The performance of gradient-based optimization methods, such as standard gradient descent (GD), greatly depends on the choice of learning rate. However, it can require a non-trivial amount of user tuning effort to select an appropriate learning rate schedule. When such methods appear as inner loops of other algorithms, expecting the user to tune the learning rates may be impractical. To address this, we introduce AutoGD: a gradient descent method that automatically determines whether to increase or decrease the learning rate at a given iteration. We establish the convergence of AutoGD, and show that we can recover the optimal rate of GD (up to a constant) for a broad class of functions without knowledge of smoothness constants. Experiments on a variety of traditional problems and variational inference optimization tasks demonstrate strong performance of the method, along with its extensions to AutoBFGS and AutoLBFGS.
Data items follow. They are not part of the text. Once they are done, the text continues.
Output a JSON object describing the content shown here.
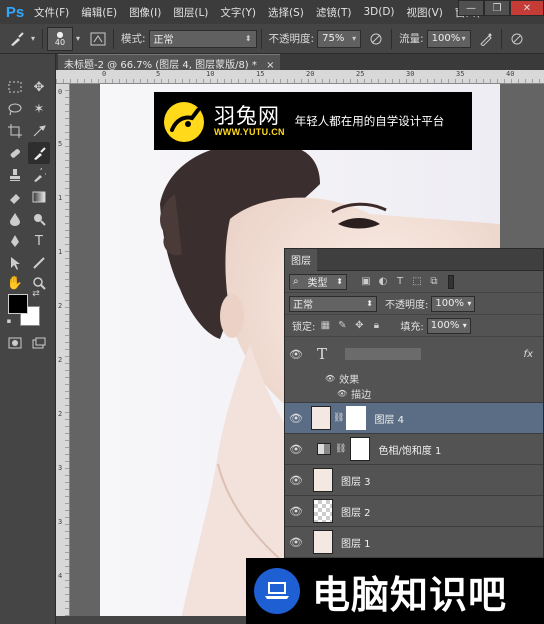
{
  "app": {
    "logo": "Ps"
  },
  "menu": [
    "文件(F)",
    "编辑(E)",
    "图像(I)",
    "图层(L)",
    "文字(Y)",
    "选择(S)",
    "滤镜(T)",
    "3D(D)",
    "视图(V)",
    "窗口(W"
  ],
  "window_controls": {
    "minimize": "—",
    "restore": "❐",
    "close": "✕"
  },
  "options": {
    "brush_size": "40",
    "mode_label": "模式:",
    "mode_value": "正常",
    "opacity_label": "不透明度:",
    "opacity_value": "75%",
    "flow_label": "流量:",
    "flow_value": "100%"
  },
  "document_tab": "未标题-2 @ 66.7% (图层 4, 图层蒙版/8) *",
  "ruler_h_ticks": [
    "0",
    "5",
    "10",
    "15",
    "20",
    "25",
    "30",
    "35",
    "40"
  ],
  "ruler_v_ticks": [
    "0",
    "5",
    "1",
    "1",
    "2",
    "2",
    "2",
    "3",
    "3",
    "4"
  ],
  "banner": {
    "brand": "羽兔网",
    "url": "WWW.YUTU.CN",
    "tagline": "年轻人都在用的自学设计平台"
  },
  "layers_panel": {
    "title": "图层",
    "filter_label": "类型",
    "blend_mode": "正常",
    "opacity_label": "不透明度:",
    "opacity_value": "100%",
    "lock_label": "锁定:",
    "fill_label": "填充:",
    "fill_value": "100%",
    "text_layer_icon": "T",
    "fx_label": "fx",
    "effects_label": "效果",
    "stroke_label": "描边",
    "layers": [
      {
        "name": "图层 4",
        "selected": true
      },
      {
        "name": "色相/饱和度 1",
        "selected": false
      },
      {
        "name": "图层 3",
        "selected": false
      },
      {
        "name": "图层 2",
        "selected": false
      },
      {
        "name": "图层 1",
        "selected": false
      }
    ]
  },
  "watermark": {
    "text": "电脑知识吧"
  },
  "colors": {
    "accent_blue": "#31a8ff",
    "brand_yellow": "#ffd91a",
    "selected_layer": "#5b6d85",
    "watermark_icon": "#1f5fd4"
  }
}
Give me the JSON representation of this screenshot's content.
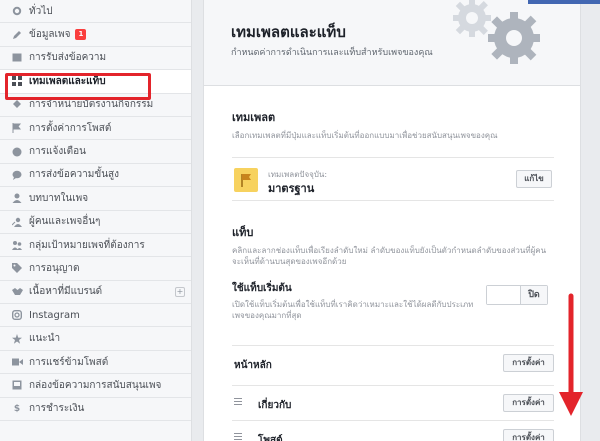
{
  "sidebar": {
    "items": [
      {
        "label": "ทั่วไป",
        "icon": "gear-icon"
      },
      {
        "label": "ข้อมูลเพจ",
        "icon": "pencil-icon",
        "badge": "1"
      },
      {
        "label": "การรับส่งข้อความ",
        "icon": "message-icon"
      },
      {
        "label": "เทมเพลตและแท็บ",
        "icon": "grid-icon"
      },
      {
        "label": "การจำหน่ายบัตรงานกิจกรรม",
        "icon": "ticket-icon"
      },
      {
        "label": "การตั้งค่าการโพสต์",
        "icon": "flag-icon"
      },
      {
        "label": "การแจ้งเตือน",
        "icon": "globe-icon"
      },
      {
        "label": "การส่งข้อความขั้นสูง",
        "icon": "chat-icon"
      },
      {
        "label": "บทบาทในเพจ",
        "icon": "person-icon"
      },
      {
        "label": "ผู้คนและเพจอื่นๆ",
        "icon": "people-icon"
      },
      {
        "label": "กลุ่มเป้าหมายเพจที่ต้องการ",
        "icon": "audience-icon"
      },
      {
        "label": "การอนุญาต",
        "icon": "tag-icon"
      },
      {
        "label": "เนื้อหาที่มีแบรนด์",
        "icon": "handshake-icon"
      },
      {
        "label": "Instagram",
        "icon": "instagram-icon"
      },
      {
        "label": "แนะนำ",
        "icon": "star-icon"
      },
      {
        "label": "การแชร์ข้ามโพสต์",
        "icon": "video-icon"
      },
      {
        "label": "กล่องข้อความการสนับสนุนเพจ",
        "icon": "inbox-icon"
      },
      {
        "label": "การชำระเงิน",
        "icon": "dollar-icon"
      }
    ]
  },
  "header": {
    "title": "เทมเพลตและแท็บ",
    "subtitle": "กำหนดค่าการดำเนินการและแท็บสำหรับเพจของคุณ"
  },
  "template": {
    "title": "เทมเพลต",
    "description": "เลือกเทมเพลตที่มีปุ่มและแท็บเริ่มต้นที่ออกแบบมาเพื่อช่วยสนับสนุนเพจของคุณ",
    "current_label": "เทมเพลตปัจจุบัน:",
    "current_value": "มาตรฐาน",
    "edit_label": "แก้ไข"
  },
  "tabs": {
    "title": "แท็บ",
    "description": "คลิกและลากช่องแท็บเพื่อเรียงลำดับใหม่ ลำดับของแท็บยังเป็นตัวกำหนดลำดับของส่วนที่ผู้คนจะเห็นที่ด้านบนสุดของเพจอีกด้วย",
    "default_tabs_title": "ใช้แท็บเริ่มต้น",
    "default_tabs_desc": "เปิดใช้แท็บเริ่มต้นเพื่อใช้แท็บที่เราคิดว่าเหมาะและใช้ได้ผลดีกับประเภทเพจของคุณมากที่สุด",
    "toggle_off_label": "ปิด",
    "settings_label": "การตั้งค่า",
    "list": [
      {
        "label": "หน้าหลัก"
      },
      {
        "label": "เกี่ยวกับ"
      },
      {
        "label": "โพสต์"
      }
    ]
  },
  "colors": {
    "highlight": "#e3242b",
    "flag": "#f7d25f",
    "badge": "#fa3e3e"
  }
}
翻译:基于梯度的优化方法(如标准梯度下降法GD)的性能在很大程度上取决于学习率的选择。然而,选择合适的学
习率调度策略通常需要用户进行大量非平凡的调参工作。当此类方法作为其他算法的内部循环时,期望用户手动调
整学习率往往不切实际。为解决这一问题,我们提出了AutoGD:一种能够在给定迭代中自动判断应增大或减小学
习率的梯度下降方法。我们证明了AutoGD的收敛性,并表明该方法无需已知光滑性常数,即可对一大类函数恢复
GD的最优收敛速率(至常数因子)。在多种传统优化问题及变分推断优化任务上的实验表明,该方法及其扩展版
本AutoBFGS和AutoLBFGS均表现出优异的性能。